Actually, I was wrong, the version used is 1.1.10.
So, how I can know which process is taking so long?


On 3/23/14, 7:35 PM, "Andrew Beekhof" <andrew at beekhof.net> wrote:

>On 21 Mar 2014, at 3:57 am, Drapeau, Mathieu <mathieu.drapeau at intel.com>
>> Hello,
>> From pacemaker 1.1.8-7 from EL6, crmd died unexpected generating this
>>logs during a failover:
>Please update to 1.1.10 from the EL6 update channels:
>> crmd[10419]:    error: crmd_node_update_complete: Node update 79
>>failed: Timer expired (-62)
>It looks like your hardware is overloaded and an operation that shouldn't
>have taken very long has timed out.
>> crmd[10419]:    error: do_log: FSA: Input I_ERROR from
>>crmd_node_update_complete() received in state S_IDLE
>> crmd[10419]:   notice: do_state_transition: State transition S_IDLE ->
>>origin=crmd_node_update_complete ]
>> crmd[10419]:  warning: do_recover: Fast-tracking shutdown in response
>>to errors
>> crmd[10419]:  warning: do_election_vote: Not voting in election, we're
>>in state S_RECOVERY
>> crmd[10419]:    error: do_log: FSA: Input I_TERMINATE from do_recover()

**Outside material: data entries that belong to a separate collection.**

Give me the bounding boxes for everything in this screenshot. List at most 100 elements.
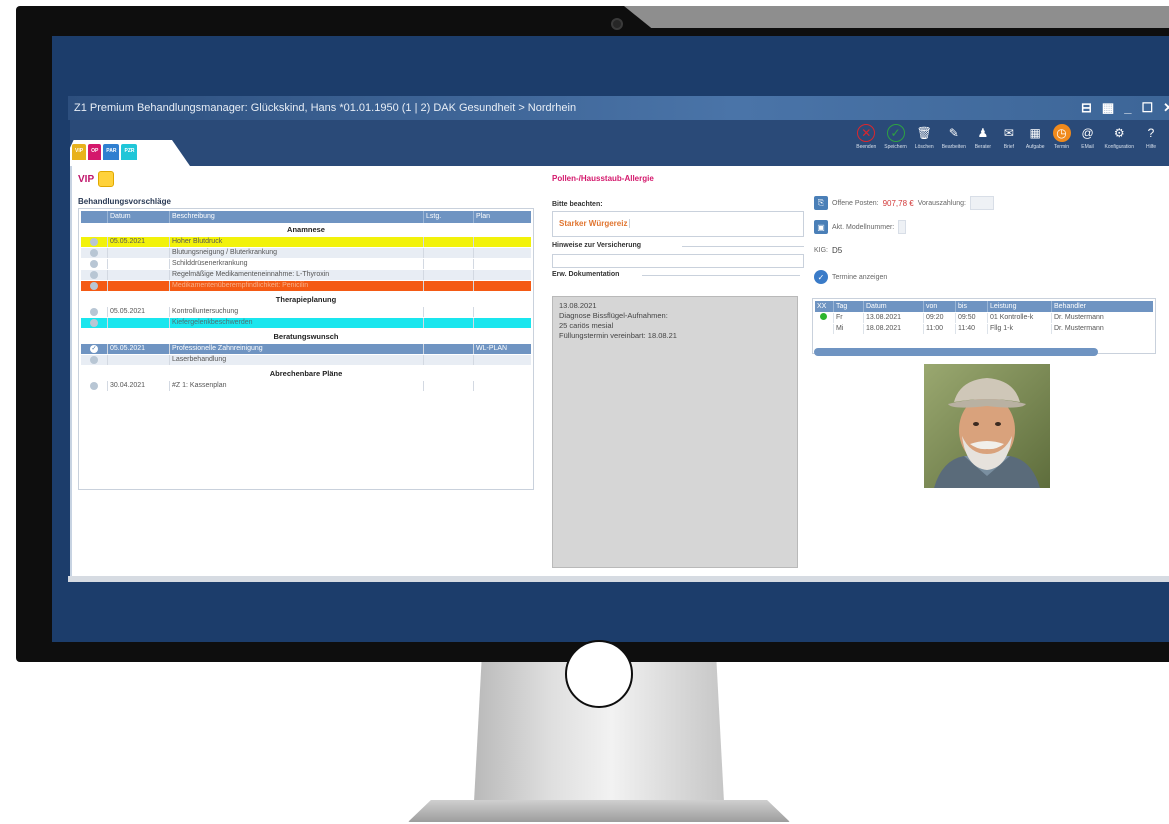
appointment-service: Fllg 1-k [987, 324, 1051, 334]
note-box[interactable]: Starker Würgereiz [552, 211, 804, 237]
toolbar-button-beenden[interactable]: ✕ Beenden [854, 124, 878, 150]
model-icon[interactable]: ▣ [814, 220, 828, 234]
column-plan[interactable]: Plan [473, 211, 531, 223]
table-row[interactable]: 30.04.2021 #Z 1: Kassenplan [81, 381, 531, 391]
documentation-textarea[interactable]: 13.08.2021 Diagnose Bissflügel-Aufnahmen… [552, 296, 798, 568]
column-xx[interactable]: XX [815, 301, 833, 312]
column-from[interactable]: von [923, 301, 955, 312]
toolbar-button-termin[interactable]: ◷ Termin [1051, 124, 1073, 150]
row-lstg [423, 307, 473, 317]
row-lstg [423, 318, 473, 328]
table-row[interactable]: Medikamentenüberempfindlichkeit: Penicil… [81, 281, 531, 291]
column-date[interactable]: Datum [107, 211, 169, 223]
table-row[interactable]: Kiefergelenkbeschwerden [81, 318, 531, 328]
appointments-toggle[interactable]: ✓ Termine anzeigen [814, 270, 887, 284]
prepayment-field[interactable] [969, 196, 994, 210]
table-row[interactable]: 05.05.2021 Kontrolluntersuchung [81, 307, 531, 317]
column-service[interactable]: Leistung [987, 301, 1051, 312]
note-caption: Bitte beachten: [552, 201, 603, 208]
column-date[interactable]: Datum [863, 301, 923, 312]
appointment-date: 13.08.2021 [863, 313, 923, 323]
patient-photo-image [924, 364, 1050, 488]
smiley-icon[interactable] [98, 171, 115, 187]
table-row[interactable]: Regelmäßige Medikamenteneinnahme: L-Thyr… [81, 270, 531, 280]
row-status[interactable] [81, 281, 107, 291]
toolbar-button-aufgabe[interactable]: ▦ Aufgabe [1024, 124, 1047, 150]
row-description: Kiefergelenkbeschwerden [169, 318, 423, 328]
row-status[interactable] [81, 237, 107, 247]
appointment-service: 01 Kontrolle-k [987, 313, 1051, 323]
row-description: Kontrolluntersuchung [169, 307, 423, 317]
patient-photo [924, 364, 1050, 488]
status-dot-icon [90, 249, 98, 257]
row-description: Professionelle Zahnreinigung [169, 344, 423, 354]
minimize-button[interactable]: _ [1124, 98, 1131, 118]
row-lstg [423, 237, 473, 247]
column-doctor[interactable]: Behandler [1051, 301, 1153, 312]
group-title: Abrechenbare Pläne [269, 369, 343, 378]
toolbar-button-konfiguration[interactable]: ⚙ Konfiguration [1103, 124, 1136, 150]
table-row[interactable]: 05.05.2021 Hoher Blutdruck [81, 237, 531, 247]
model-number-label: Akt. Modellnummer: [832, 223, 895, 231]
row-plan: WL-PLAN [473, 344, 531, 354]
appointment-to: 11:40 [955, 324, 987, 334]
group-title: Beratungswunsch [273, 332, 339, 341]
status-dot-icon [90, 271, 98, 279]
model-number-field[interactable] [898, 220, 907, 234]
row-lstg [423, 355, 473, 365]
row-status[interactable] [81, 270, 107, 280]
toolbar-label: Termin [1054, 144, 1070, 150]
maximize-button[interactable]: ☐ [1141, 98, 1153, 118]
toolbar: ✕ Beenden ✓ Speichern 🗑 Löschen ✎ Bearbeiten ♟ Be… [854, 124, 1162, 150]
appointments-table-header: XX Tag Datum von bis Leistung Behandler [815, 301, 1153, 312]
appointment-date: 18.08.2021 [863, 324, 923, 334]
row-status[interactable] [81, 381, 107, 391]
row-description: Blutungsneigung / Bluterkrankung [169, 248, 423, 258]
toolbar-button-hilfe[interactable]: ? Hilfe [1140, 124, 1162, 150]
status-strip [68, 576, 1169, 582]
appointment-row[interactable]: Fr 13.08.2021 09:20 09:50 01 Kontrolle-k Dr. … [815, 313, 1153, 323]
row-lstg [423, 281, 473, 291]
grid-icon[interactable]: ▦ [1102, 98, 1114, 118]
note-text: Starker Würgereiz [559, 219, 631, 228]
close-button[interactable]: ✕ [1163, 98, 1169, 118]
row-status[interactable] [81, 248, 107, 258]
toolbar-button-berater[interactable]: ♟ Berater [972, 124, 994, 150]
row-lstg [423, 259, 473, 269]
layout-icon[interactable]: ⊟ [1081, 98, 1092, 118]
tab-strip: VIP OP PAR PZR [72, 144, 138, 160]
column-day[interactable]: Tag [833, 301, 863, 312]
horizontal-scrollbar[interactable] [814, 348, 1098, 356]
column-lstg[interactable]: Lstg. [423, 211, 473, 223]
row-status[interactable]: ✓ [81, 344, 107, 354]
toolbar-button-löschen[interactable]: 🗑 Löschen [913, 124, 936, 150]
row-status[interactable] [81, 355, 107, 365]
column-description[interactable]: Beschreibung [169, 211, 423, 223]
row-status[interactable] [81, 259, 107, 269]
toolbar-button-bearbeiten[interactable]: ✎ Bearbeiten [940, 124, 968, 150]
stand-cutout [565, 640, 633, 708]
appointment-status [815, 313, 833, 323]
table-row[interactable]: Schilddrüsenerkrankung [81, 259, 531, 269]
toolbar-button-speichern[interactable]: ✓ Speichern [882, 124, 909, 150]
toolbar-button-email[interactable]: @ EMail [1077, 124, 1099, 150]
row-status[interactable] [81, 318, 107, 328]
table-row[interactable]: Laserbehandlung [81, 355, 531, 365]
status-dot-icon [90, 356, 98, 364]
row-plan [473, 270, 531, 280]
insurance-notes-field[interactable] [552, 254, 804, 268]
status-dot-icon [90, 308, 98, 316]
toolbar-button-brief[interactable]: ✉ Brief [998, 124, 1020, 150]
row-status[interactable] [81, 307, 107, 317]
tab-op[interactable]: OP [88, 144, 102, 160]
tab-pzr[interactable]: PZR [121, 144, 138, 160]
column-to[interactable]: bis [955, 301, 987, 312]
tab-vip[interactable]: VIP [72, 144, 87, 160]
appointment-row[interactable]: Mi 18.08.2021 11:00 11:40 Fllg 1-k Dr. Muster… [815, 324, 1153, 334]
tab-par[interactable]: PAR [103, 144, 120, 160]
suggestions-table-header: Datum Beschreibung Lstg. Plan [81, 211, 531, 223]
toolbar-label: Brief [1003, 144, 1015, 150]
invoice-icon[interactable]: ⎘ [814, 196, 828, 210]
table-row[interactable]: ✓ 05.05.2021 Professionelle Zahnreinigung W… [81, 344, 531, 354]
table-row[interactable]: Blutungsneigung / Bluterkrankung [81, 248, 531, 258]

>>received in state S_RECOVERY
>> crmd[10419]:   notice: lrm_state_verify_stopped: Stopped 0 recurring
>>operations at shutdown (2 ops remaining)
>> crmd[10419]:   notice: lrm_state_verify_stopped: Recurring action
>>testfs-MDT0000_6cda68:21 (testfs-MDT0000_6cda68_monitor_5000) incomplete
>>at shutdown
>> crmd[10419]:   notice: lrm_state_verify_stopped: Recurring action
>>MGS_f055b7:30 (MGS_f055b7_monitor_5000) incomplete at shutdown
>> crmd[10419]:    error: lrm_state_verify_stopped: 3 resources were
>>active at shutdown.
>> crmd[10419]:   notice: do_lrm_control: Disconnected from the LRM
>> crmd[10419]:   notice: terminate_cs_connection: Disconnecting from
>> corosync[10370]:   [pcmk  ] info: pcmk_ipc_exit: Client crmd
>>(conn=0x2589f40, async-conn=0x2589f40) left
>> crmd[10419]:    error: crmd_fast_exit: Could not recover from internal
>> pacemakerd[10408]:    error: pcmk_child_exit: Child process crmd
>>(10419) exited: Generic Pacemaker error (201)
>> pacemakerd[10408]:   notice: pcmk_process_exit: Respawning failed child
>>process: crmd
>> What could have happened and how to avoid crmd to die?
>> Thanks,
>> Mat